The small body wiggled beside her and a sound came out—staccato like the bleating of a newborn goat. It was a tenuous sound, hesitant, an experiment with an uncertain outcome. The tiny lips pursed in anticipation of what only Leona could give. It was a girl, Leona saw. She squeezed her eyes against the coming tears and tried to roll over onto her stomach. She wanted to bury her face in darkness. She was so tired. She felt a sob in her throat and then a sound filled the dark room. It was her scream, she understood, although she couldn’t feel her mouth opening or the reverberation of air. She only heard the sound of keening fill the space around her head and saw Simi and the Maasai attendants jerk their faces up and look at her, then glance at one another, concerned. Simi reached across the baby’s back to take Leona’s hand, but Leona shook her friend off and brought her hands to her face. She tried to press them over her mouth tightly enough to stop the sound. Her insides were glass, shattering in the shell of her skin. This baby was born of loneliness—the desperate kind that arises in people who live among foreigners; who don’t share language or gestures.

* * *

Leona arrived at the manyatta in a little, dented Renault 4 she purchased, with cash, from a departing French expatriate who she’d met her first night in Nairobi. She drove the distance between Nairobi and Loita hesitantly. It was her first time in Africa and the small car didn’t feel like it would offer protection from lions or elephants or any other wild game that might lurk in the yellow savannah grassland she drove through. The drive terrified her so much that she promised herself to stay in the manyatta and only use the car for emergencies. But after a few weeks the dry dust made Leona’s skin itch, and the nearest water source, a little tributary of the Mara River, was low and thick, too muddy to bathe in. Leona didn’t miss much from home, but she did miss the feeling of a shower, the water soaking her hair and skin. She couldn’t stand the way her skin felt, the way her body stank. She wanted a hot shower. She wanted to immerse herself in soap and water, to scrub her hair and fingernails and wash the spaces between her toes.

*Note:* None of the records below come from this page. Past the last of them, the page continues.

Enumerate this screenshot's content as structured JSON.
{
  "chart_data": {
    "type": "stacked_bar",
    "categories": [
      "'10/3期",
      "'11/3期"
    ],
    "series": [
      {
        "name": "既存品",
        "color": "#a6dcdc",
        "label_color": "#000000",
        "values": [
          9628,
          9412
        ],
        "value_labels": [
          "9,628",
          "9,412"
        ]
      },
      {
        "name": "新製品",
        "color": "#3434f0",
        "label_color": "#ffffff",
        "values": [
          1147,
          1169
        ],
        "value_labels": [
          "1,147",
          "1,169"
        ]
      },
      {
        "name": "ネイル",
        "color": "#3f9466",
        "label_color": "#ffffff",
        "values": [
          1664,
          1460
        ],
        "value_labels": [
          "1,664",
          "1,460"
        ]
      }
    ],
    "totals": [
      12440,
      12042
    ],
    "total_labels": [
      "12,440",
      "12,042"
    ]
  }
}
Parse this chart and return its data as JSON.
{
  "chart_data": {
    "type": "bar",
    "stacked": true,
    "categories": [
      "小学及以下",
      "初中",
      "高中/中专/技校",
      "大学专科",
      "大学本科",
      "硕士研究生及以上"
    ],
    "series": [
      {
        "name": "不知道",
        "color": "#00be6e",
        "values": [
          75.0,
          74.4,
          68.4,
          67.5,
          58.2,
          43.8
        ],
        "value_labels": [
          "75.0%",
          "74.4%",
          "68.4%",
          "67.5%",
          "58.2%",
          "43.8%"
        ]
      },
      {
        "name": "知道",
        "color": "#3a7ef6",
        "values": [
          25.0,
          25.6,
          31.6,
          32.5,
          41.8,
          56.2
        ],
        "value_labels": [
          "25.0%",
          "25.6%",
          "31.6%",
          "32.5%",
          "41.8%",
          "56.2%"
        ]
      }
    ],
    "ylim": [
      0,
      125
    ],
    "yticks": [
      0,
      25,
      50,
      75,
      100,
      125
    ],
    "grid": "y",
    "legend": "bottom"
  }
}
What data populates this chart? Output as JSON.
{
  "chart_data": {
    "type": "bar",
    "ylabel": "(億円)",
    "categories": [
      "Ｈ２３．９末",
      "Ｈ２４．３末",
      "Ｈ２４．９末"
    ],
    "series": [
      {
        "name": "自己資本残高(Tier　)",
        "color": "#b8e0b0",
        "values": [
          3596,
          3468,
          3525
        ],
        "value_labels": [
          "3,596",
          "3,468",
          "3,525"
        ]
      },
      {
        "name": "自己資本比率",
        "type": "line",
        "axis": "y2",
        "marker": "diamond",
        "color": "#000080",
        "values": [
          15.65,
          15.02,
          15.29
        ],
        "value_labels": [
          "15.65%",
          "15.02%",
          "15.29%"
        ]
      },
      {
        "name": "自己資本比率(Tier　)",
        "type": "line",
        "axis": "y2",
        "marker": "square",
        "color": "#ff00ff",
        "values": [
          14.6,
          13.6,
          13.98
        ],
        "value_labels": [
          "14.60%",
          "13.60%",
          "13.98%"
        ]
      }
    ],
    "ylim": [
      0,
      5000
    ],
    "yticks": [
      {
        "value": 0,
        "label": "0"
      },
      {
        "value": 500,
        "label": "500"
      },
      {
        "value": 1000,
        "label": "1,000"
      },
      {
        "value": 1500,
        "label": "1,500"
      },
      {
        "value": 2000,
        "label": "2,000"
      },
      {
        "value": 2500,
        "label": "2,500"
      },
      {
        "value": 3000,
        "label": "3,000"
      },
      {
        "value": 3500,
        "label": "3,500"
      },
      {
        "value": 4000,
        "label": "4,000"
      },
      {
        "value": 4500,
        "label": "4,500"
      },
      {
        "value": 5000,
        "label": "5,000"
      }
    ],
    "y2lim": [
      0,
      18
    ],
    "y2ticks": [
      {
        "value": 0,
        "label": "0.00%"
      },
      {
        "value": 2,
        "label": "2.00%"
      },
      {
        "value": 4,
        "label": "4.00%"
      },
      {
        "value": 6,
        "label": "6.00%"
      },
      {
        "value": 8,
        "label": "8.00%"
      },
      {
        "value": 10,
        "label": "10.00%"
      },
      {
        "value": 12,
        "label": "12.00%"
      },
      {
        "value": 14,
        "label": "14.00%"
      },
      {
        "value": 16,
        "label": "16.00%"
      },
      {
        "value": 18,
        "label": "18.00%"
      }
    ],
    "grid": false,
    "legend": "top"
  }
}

Her yearning to be clean was visceral.

So, only six weeks after her arrival, she packed an overnight bag and drove to Narok to spend the night at the Chabani Guest House. The hotel was small and cheap, mostly used by safari guides and the occasional shoestring tourist or traveling Peace Corps volunteer. But it was clean, and with electricity, running water and a real, if old, mattress, it felt luxurious to Leona. The sky outside was darkening and cool when she arrived. The purple dusks in Kenya were short; night came quickly. Leona turned on all the lights in her room, and laughed at how easily they flicked into brightness. The manyatta had no electricity. After she scrubbed the dirt from her skin and scalp and stood under the warm, rusty water until it ran cold, she dressed in clean clothes, the one set she hadn’t worn yet, saved in the bottom of her suitcase. Until now, she’d only smelled it occasionally. The scent of the American detergent lingered in the fibers and reminded her of home.